Cause of Male infertility

Varicocele – Swelling of the veins that drain the testicle is known as Varicocele. It is the most frequent reason for male infertility that can be treated. Varicoceles may result in infertility for unclear reasons, however irregular blood flow may be a reason. Sperm quantity and quality are decreased as a result of varicoceles.

Infection – Some infections can be the cause of the damage of sperm health or production, or they can lead to scarring that blocks the passage of sperm. These include some sexually transmitted infections, like gonorrhoea or HIV, as well as inflammation of the testicles or epididymis (orchitis). Although some infections can cause irreversible damage to the testicles, most of the time it is treatable.

Sperm-attacking antibodies  – Immune system cells called anti-sperm antibodies sometimes wrongly detect sperm as dangerous invaders and try to destroy them.

Tumours – Cancers and benign tumours can directly harm the male reproductive organs, through reproductive hormone-producing tissues like the pituitary gland, or through unexplained causes. Surgery, radiation, or chemotherapy used to treat this type of disease can have an impact on male fertility.
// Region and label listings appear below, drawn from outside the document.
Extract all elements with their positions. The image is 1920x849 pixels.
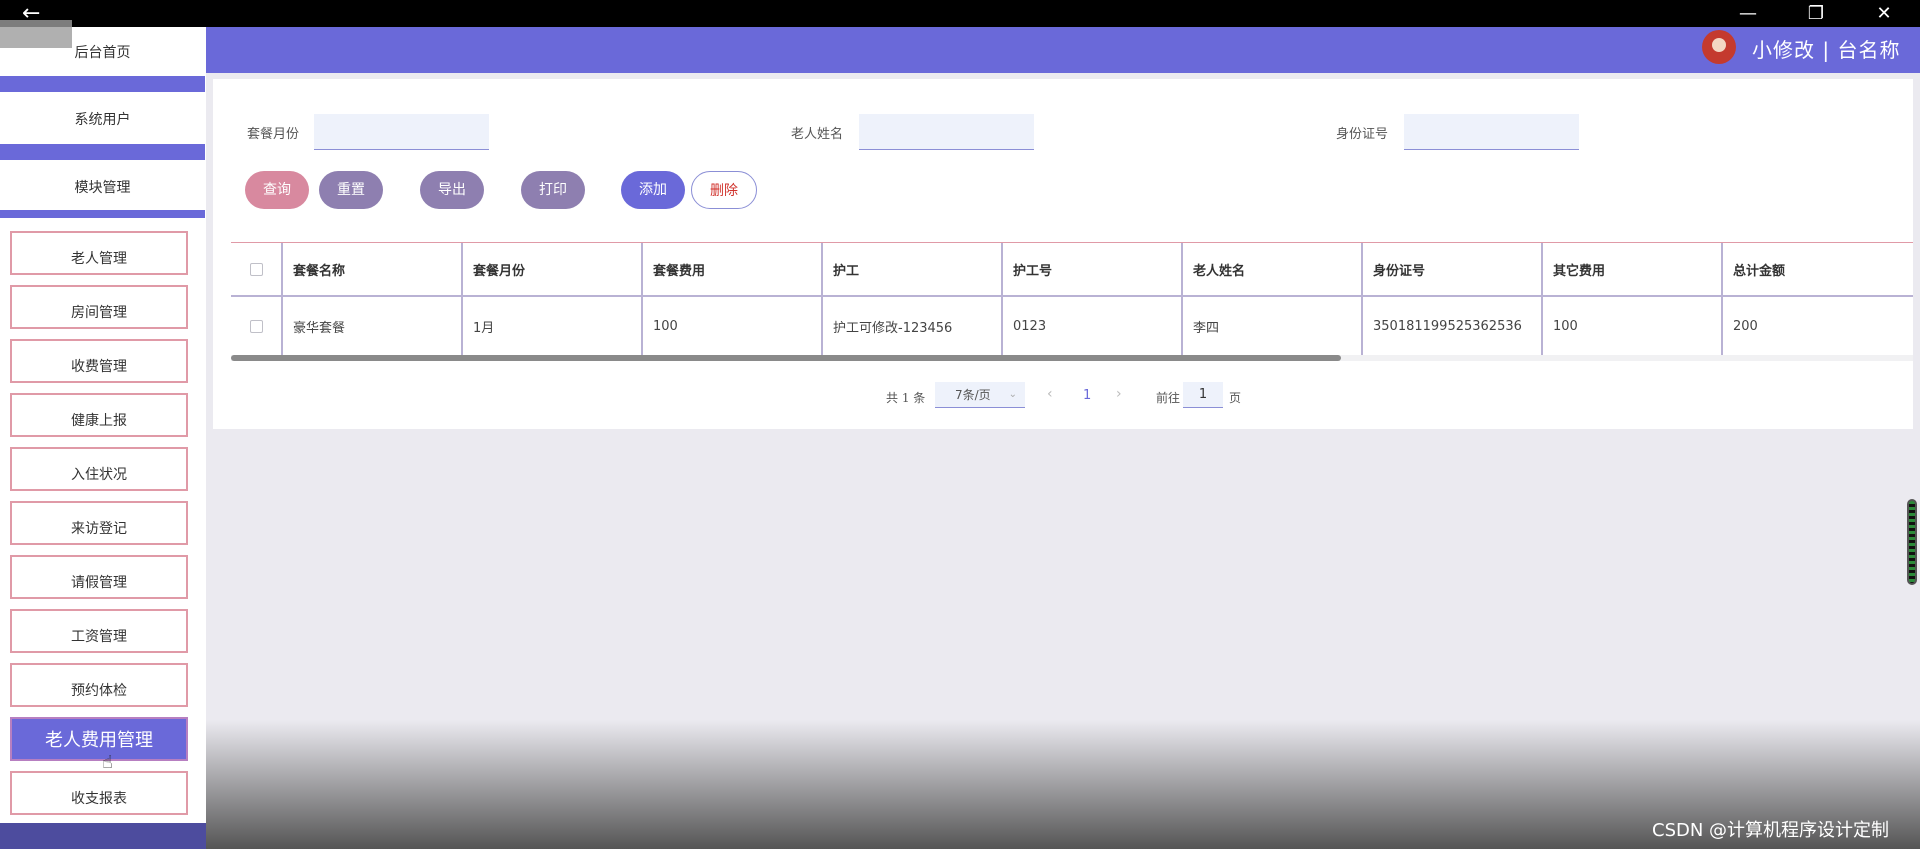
column-header[interactable]: 身份证号 <box>1361 243 1541 295</box>
column-header[interactable]: 套餐费用 <box>641 243 821 295</box>
print-button[interactable]: 打印 <box>521 171 585 209</box>
sidebar-item-elder-fee-management[interactable]: 老人费用管理 <box>10 717 188 761</box>
close-icon[interactable]: ✕ <box>1856 0 1912 27</box>
add-button[interactable]: 添加 <box>621 171 685 209</box>
package-month-label: 套餐月份 <box>247 127 300 142</box>
title-overlay <box>0 20 72 48</box>
hand-cursor-icon: ☝ <box>102 752 113 773</box>
sidebar-divider <box>0 144 205 160</box>
table-row[interactable]: 豪华套餐 1月 100 护工可修改-123456 0123 李四 3501811… <box>231 297 1913 355</box>
table-cell: 100 <box>1541 297 1721 355</box>
table-cell: 0123 <box>1001 297 1181 355</box>
table-cell: 豪华套餐 <box>281 297 461 355</box>
sidebar-item-physical-exam[interactable]: 预约体检 <box>10 663 188 707</box>
table-cell: 护工可修改-123456 <box>821 297 1001 355</box>
window-title-bar: ← — ❐ ✕ <box>0 0 1920 27</box>
restore-icon[interactable]: ❐ <box>1788 0 1844 27</box>
elder-name-label: 老人姓名 <box>791 127 844 142</box>
table-header: 套餐名称 套餐月份 套餐费用 护工 护工号 老人姓名 身份证号 其它费用 总计金… <box>231 243 1913 297</box>
data-table: 套餐名称 套餐月份 套餐费用 护工 护工号 老人姓名 身份证号 其它费用 总计金… <box>231 242 1913 361</box>
vertical-scrollbar-handle[interactable] <box>1907 499 1917 585</box>
elder-name-input[interactable] <box>859 114 1034 150</box>
sidebar-footer <box>0 823 206 849</box>
table-cell: 李四 <box>1181 297 1361 355</box>
minimize-icon[interactable]: — <box>1720 0 1776 27</box>
column-header[interactable]: 老人姓名 <box>1181 243 1361 295</box>
select-all-checkbox[interactable] <box>249 262 263 276</box>
sidebar-item-checkin-status[interactable]: 入住状况 <box>10 447 188 491</box>
sidebar-divider <box>0 210 205 218</box>
top-header <box>206 27 1920 73</box>
export-button[interactable]: 导出 <box>420 171 484 209</box>
sidebar-item-elder-management[interactable]: 老人管理 <box>10 231 188 275</box>
id-card-label: 身份证号 <box>1336 127 1389 142</box>
sidebar-item-income-expense-report[interactable]: 收支报表 <box>10 771 188 815</box>
prev-page-icon[interactable]: ‹ <box>1047 386 1053 402</box>
sidebar: 后台首页 系统用户 模块管理 老人管理 房间管理 收费管理 健康上报 入住状况 … <box>0 27 206 849</box>
sidebar-item-leave-management[interactable]: 请假管理 <box>10 555 188 599</box>
sidebar-item-room-management[interactable]: 房间管理 <box>10 285 188 329</box>
horizontal-scrollbar[interactable] <box>231 355 1913 361</box>
column-header[interactable]: 其它费用 <box>1541 243 1721 295</box>
column-header[interactable]: 套餐名称 <box>281 243 461 295</box>
sidebar-item-system-users[interactable]: 系统用户 <box>0 94 205 146</box>
column-header[interactable]: 护工 <box>821 243 1001 295</box>
page-size-select[interactable]: 7条/页 ⌄ <box>935 382 1025 408</box>
header-title: 小修改 | 台名称 <box>1752 38 1901 62</box>
watermark: CSDN @计算机程序设计定制 <box>1652 820 1890 841</box>
next-page-icon[interactable]: › <box>1116 386 1122 402</box>
table-cell: 350181199525362536 <box>1361 297 1541 355</box>
goto-label: 前往 <box>1156 391 1181 405</box>
goto-page-input[interactable]: 1 <box>1183 382 1223 408</box>
delete-button[interactable]: 删除 <box>691 171 757 209</box>
avatar[interactable] <box>1702 30 1736 64</box>
package-month-input[interactable] <box>314 114 489 150</box>
chevron-down-icon: ⌄ <box>1008 389 1017 400</box>
horizontal-scrollbar-thumb[interactable] <box>231 355 1341 361</box>
main-panel: 套餐月份 老人姓名 身份证号 查询 重置 导出 打印 添加 删除 套餐名称 套餐… <box>213 79 1913 429</box>
reset-button[interactable]: 重置 <box>319 171 383 209</box>
id-card-input[interactable] <box>1404 114 1579 150</box>
page-size-value: 7条/页 <box>955 388 991 402</box>
column-header[interactable]: 套餐月份 <box>461 243 641 295</box>
table-cell: 200 <box>1721 297 1893 355</box>
sidebar-item-health-report[interactable]: 健康上报 <box>10 393 188 437</box>
column-header[interactable]: 护工号 <box>1001 243 1181 295</box>
row-select-cell <box>231 297 281 355</box>
table-cell: 100 <box>641 297 821 355</box>
sidebar-item-visitor-register[interactable]: 来访登记 <box>10 501 188 545</box>
sidebar-item-salary-management[interactable]: 工资管理 <box>10 609 188 653</box>
sidebar-item-module-management[interactable]: 模块管理 <box>0 162 205 214</box>
table-cell: 1月 <box>461 297 641 355</box>
row-checkbox[interactable] <box>249 319 263 333</box>
select-all-cell <box>231 243 281 295</box>
page-unit-label: 页 <box>1229 391 1242 405</box>
query-button[interactable]: 查询 <box>245 171 309 209</box>
sidebar-divider <box>0 76 205 92</box>
pager-total: 共 1 条 <box>886 391 926 405</box>
sidebar-item-fee-management[interactable]: 收费管理 <box>10 339 188 383</box>
column-header[interactable]: 总计金额 <box>1721 243 1893 295</box>
page-number[interactable]: 1 <box>1083 388 1091 403</box>
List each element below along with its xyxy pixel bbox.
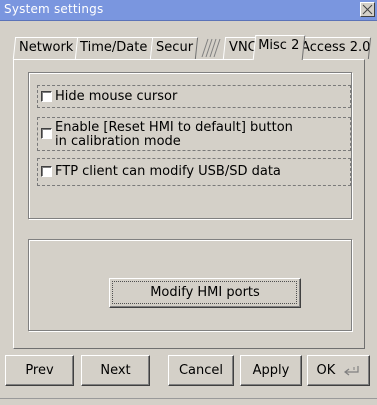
ok-button[interactable]: OK [307,355,370,386]
close-icon [362,4,373,15]
checkbox-hide-mouse-cursor[interactable] [41,91,52,102]
option-enable-reset-hmi[interactable]: Enable [Reset HMI to default] button in … [37,117,351,151]
modify-hmi-ports-button[interactable]: Modify HMI ports [109,278,301,308]
status-strip [0,398,377,405]
cancel-button[interactable]: Cancel [168,355,234,386]
tab-misc-2[interactable]: Misc 2 [252,35,306,60]
system-settings-window: System settings Network Time/Date Secur [0,0,377,405]
checkbox-enable-reset-hmi[interactable] [41,128,52,139]
tab-strip: Network Time/Date Secur VNC Misc 2 Acces… [12,35,374,60]
tab-panel: Hide mouse cursor Enable [Reset HMI to d… [13,59,365,349]
tab-time-date[interactable]: Time/Date [74,37,154,59]
enter-key-icon [344,365,360,375]
option-label-line1: Enable [Reset HMI to default] button [55,120,293,135]
options-group: Hide mouse cursor Enable [Reset HMI to d… [28,72,352,219]
apply-button[interactable]: Apply [240,355,302,386]
option-label-line2: in calibration mode [55,134,181,149]
option-label: FTP client can modify USB/SD data [55,164,281,179]
prev-button[interactable]: Prev [5,355,74,386]
option-label: Hide mouse cursor [55,89,178,104]
checkbox-ftp-modify-usb[interactable] [41,166,52,177]
next-button[interactable]: Next [81,355,150,386]
ports-group: Modify HMI ports [28,239,352,331]
option-ftp-modify-usb[interactable]: FTP client can modify USB/SD data [37,158,351,186]
window-title: System settings [4,2,104,16]
tab-access-2[interactable]: Access 2.0 [298,37,372,59]
tab-overflow-marks [198,38,226,58]
tab-security[interactable]: Secur [149,37,199,59]
close-button[interactable] [360,2,375,17]
ok-label: OK [316,363,336,378]
title-bar[interactable]: System settings [0,0,377,21]
option-hide-mouse-cursor[interactable]: Hide mouse cursor [37,85,351,108]
tab-network[interactable]: Network [12,37,80,59]
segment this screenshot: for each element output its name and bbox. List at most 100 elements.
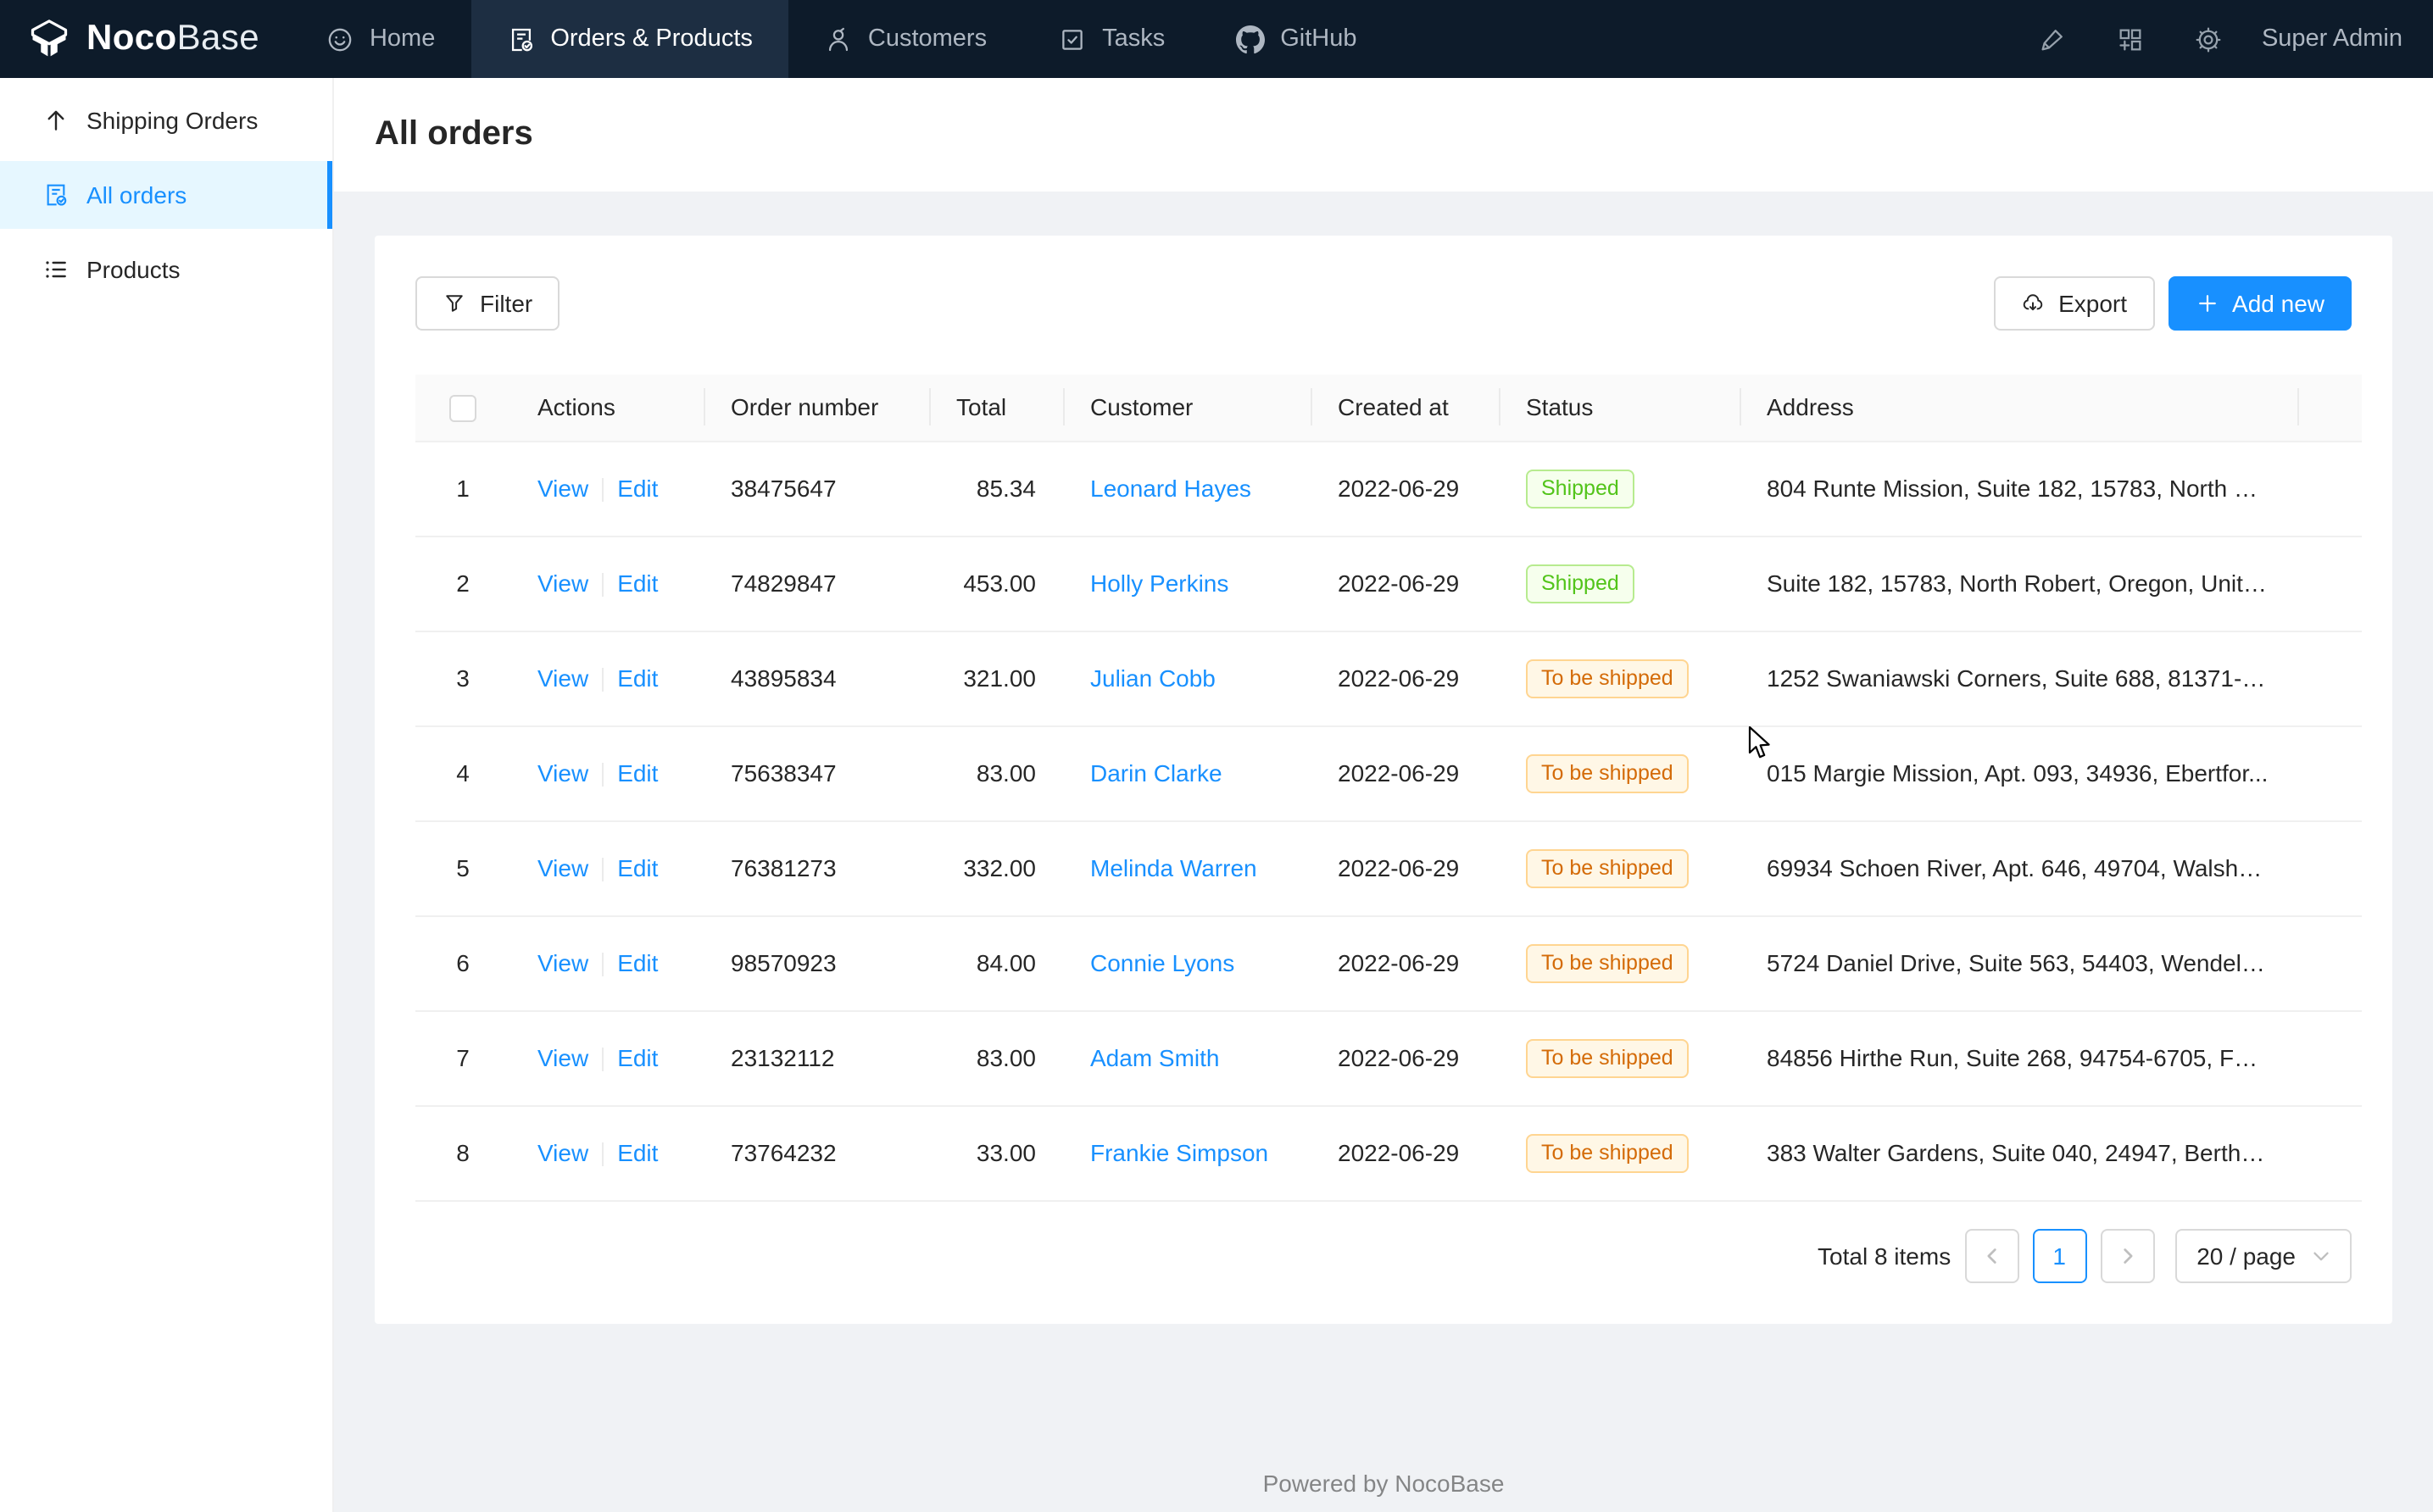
action-divider [602,478,604,502]
created-at-cell: 2022-06-29 [1311,1010,1499,1105]
nocobase-logo[interactable]: NocoBase [0,0,290,78]
table-row: 2 ViewEdit 74829847 453.00 Holly Perkins… [415,536,2362,631]
customer-link[interactable]: Adam Smith [1090,1044,1220,1071]
total-cell: 453.00 [929,536,1063,631]
edit-link[interactable]: Edit [617,1044,658,1071]
navbar-right-actions: Super Admin [2014,0,2433,78]
page-1-button[interactable]: 1 [2032,1228,2086,1282]
settings-button[interactable] [2170,0,2248,78]
select-all-checkbox[interactable] [449,395,476,422]
edit-link[interactable]: Edit [617,1139,658,1166]
created-at-cell: 2022-06-29 [1311,725,1499,820]
add-new-button[interactable]: Add new [2168,276,2352,331]
view-link[interactable]: View [537,1139,588,1166]
edit-link[interactable]: Edit [617,475,658,502]
created-at-cell: 2022-06-29 [1311,820,1499,915]
edit-link[interactable]: Edit [617,664,658,692]
view-link[interactable]: View [537,664,588,692]
row-index: 4 [456,759,470,787]
order-check-icon [506,25,535,53]
address-cell: 69934 Schoen River, Apt. 646, 49704, Wal… [1740,820,2297,915]
edit-link[interactable]: Edit [617,570,658,597]
action-divider [602,858,604,881]
column-header-actions: Actions [510,375,704,441]
nav-item-home[interactable]: Home [290,0,470,78]
table-row: 5 ViewEdit 76381273 332.00 Melinda Warre… [415,820,2362,915]
table-row: 7 ViewEdit 23132112 83.00 Adam Smith 202… [415,1010,2362,1105]
sidebar-item-products[interactable]: Products [0,236,332,303]
row-index: 5 [456,854,470,881]
next-page-button[interactable] [2100,1228,2154,1282]
table-row: 6 ViewEdit 98570923 84.00 Connie Lyons 2… [415,915,2362,1010]
customer-link[interactable]: Leonard Hayes [1090,475,1251,502]
sidebar-item-all-orders[interactable]: All orders [0,161,332,229]
customer-link[interactable]: Julian Cobb [1090,664,1216,692]
customer-link[interactable]: Melinda Warren [1090,854,1257,881]
nav-item-label: Orders & Products [550,25,753,53]
status-badge: Shipped [1526,469,1634,508]
sidebar-item-shipping-orders[interactable]: Shipping Orders [0,86,332,154]
customer-link[interactable]: Frankie Simpson [1090,1139,1268,1166]
order-number-cell: 75638347 [704,725,929,820]
export-button[interactable]: Export [1994,276,2154,331]
status-badge: Shipped [1526,564,1634,603]
status-badge: To be shipped [1526,659,1689,698]
edit-link[interactable]: Edit [617,759,658,787]
table-row: 1 ViewEdit 38475647 85.34 Leonard Hayes … [415,441,2362,536]
total-cell: 83.00 [929,1010,1063,1105]
view-link[interactable]: View [537,854,588,881]
total-cell: 33.00 [929,1105,1063,1200]
chevron-right-icon [2118,1247,2135,1264]
customer-link[interactable]: Holly Perkins [1090,570,1228,597]
nocobase-logo-icon [27,17,71,61]
nav-item-github[interactable]: GitHub [1200,0,1392,78]
edit-link[interactable]: Edit [617,949,658,976]
nav-item-tasks[interactable]: Tasks [1022,0,1200,78]
chevron-down-icon [2313,1247,2330,1264]
status-badge: To be shipped [1526,848,1689,887]
logo-text: NocoBase [86,19,259,59]
ui-editor-button[interactable] [2014,0,2092,78]
customer-link[interactable]: Darin Clarke [1090,759,1222,787]
action-divider [602,668,604,692]
customer-link[interactable]: Connie Lyons [1090,949,1234,976]
address-cell: 383 Walter Gardens, Suite 040, 24947, Be… [1740,1105,2297,1200]
view-link[interactable]: View [537,759,588,787]
order-number-cell: 74829847 [704,536,929,631]
address-cell: 84856 Hirthe Run, Suite 268, 94754-6705,… [1740,1010,2297,1105]
prev-page-button[interactable] [1964,1228,2018,1282]
action-divider [602,573,604,597]
edit-link[interactable]: Edit [617,854,658,881]
highlighter-icon [2039,25,2068,53]
filter-button[interactable]: Filter [415,276,560,331]
status-badge: To be shipped [1526,1038,1689,1077]
address-cell: 015 Margie Mission, Apt. 093, 34936, Ebe… [1740,725,2297,820]
row-index: 1 [456,475,470,502]
nav-item-orders-products[interactable]: Orders & Products [470,0,788,78]
row-index: 6 [456,949,470,976]
page-title: All orders [375,115,533,154]
github-icon [1236,25,1265,53]
cloud-download-icon [2021,292,2045,315]
nav-item-label: Home [370,25,435,53]
plugin-manager-button[interactable] [2092,0,2170,78]
order-check-icon [42,181,70,208]
nav-item-customers[interactable]: Customers [788,0,1022,78]
table-toolbar: Filter Export [415,276,2352,331]
nav-item-label: GitHub [1280,25,1356,53]
order-number-cell: 38475647 [704,441,929,536]
view-link[interactable]: View [537,570,588,597]
view-link[interactable]: View [537,949,588,976]
row-index: 3 [456,664,470,692]
page-header: All orders [334,78,2433,192]
page-size-select[interactable]: 20 / page [2174,1228,2352,1282]
view-link[interactable]: View [537,1044,588,1071]
order-number-cell: 23132112 [704,1010,929,1105]
order-number-cell: 98570923 [704,915,929,1010]
row-index: 8 [456,1139,470,1166]
blocks-add-icon [2117,25,2146,53]
current-user-menu[interactable]: Super Admin [2262,25,2402,53]
view-link[interactable]: View [537,475,588,502]
arrow-up-icon [42,107,70,134]
total-cell: 85.34 [929,441,1063,536]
Smoking – Smoking may decrease sperm counts in men compared to non-smokers. Male fertility may also be the cause of second-hand smoke.

Alcohol – Using alcohol can result in reducing testosterone levels and can lead to erectile dysfunction, and decreased sperm counts. Fertility issues could result from excessive drinking-related liver damage.

Tips for Choosing the Best Fertility Centre

How much experience do doctors, technicians, and medical directors have? High staff turnover may indicate poor management, which can lead to errors.

How often do you perform certain procedures? Make sure the facility is familiar with the newest technology and offers a variety of treatments for infertility.

Who will take the decision of how many eggs go back in when a treatment involves fertilising the eggs outside the woman’s body and then putting them within her? You or the doctor?

How much will the treatment cost? While you shouldn’t base your decision solely on cost, knowing the expenditures up front will help you understand what you’re getting into.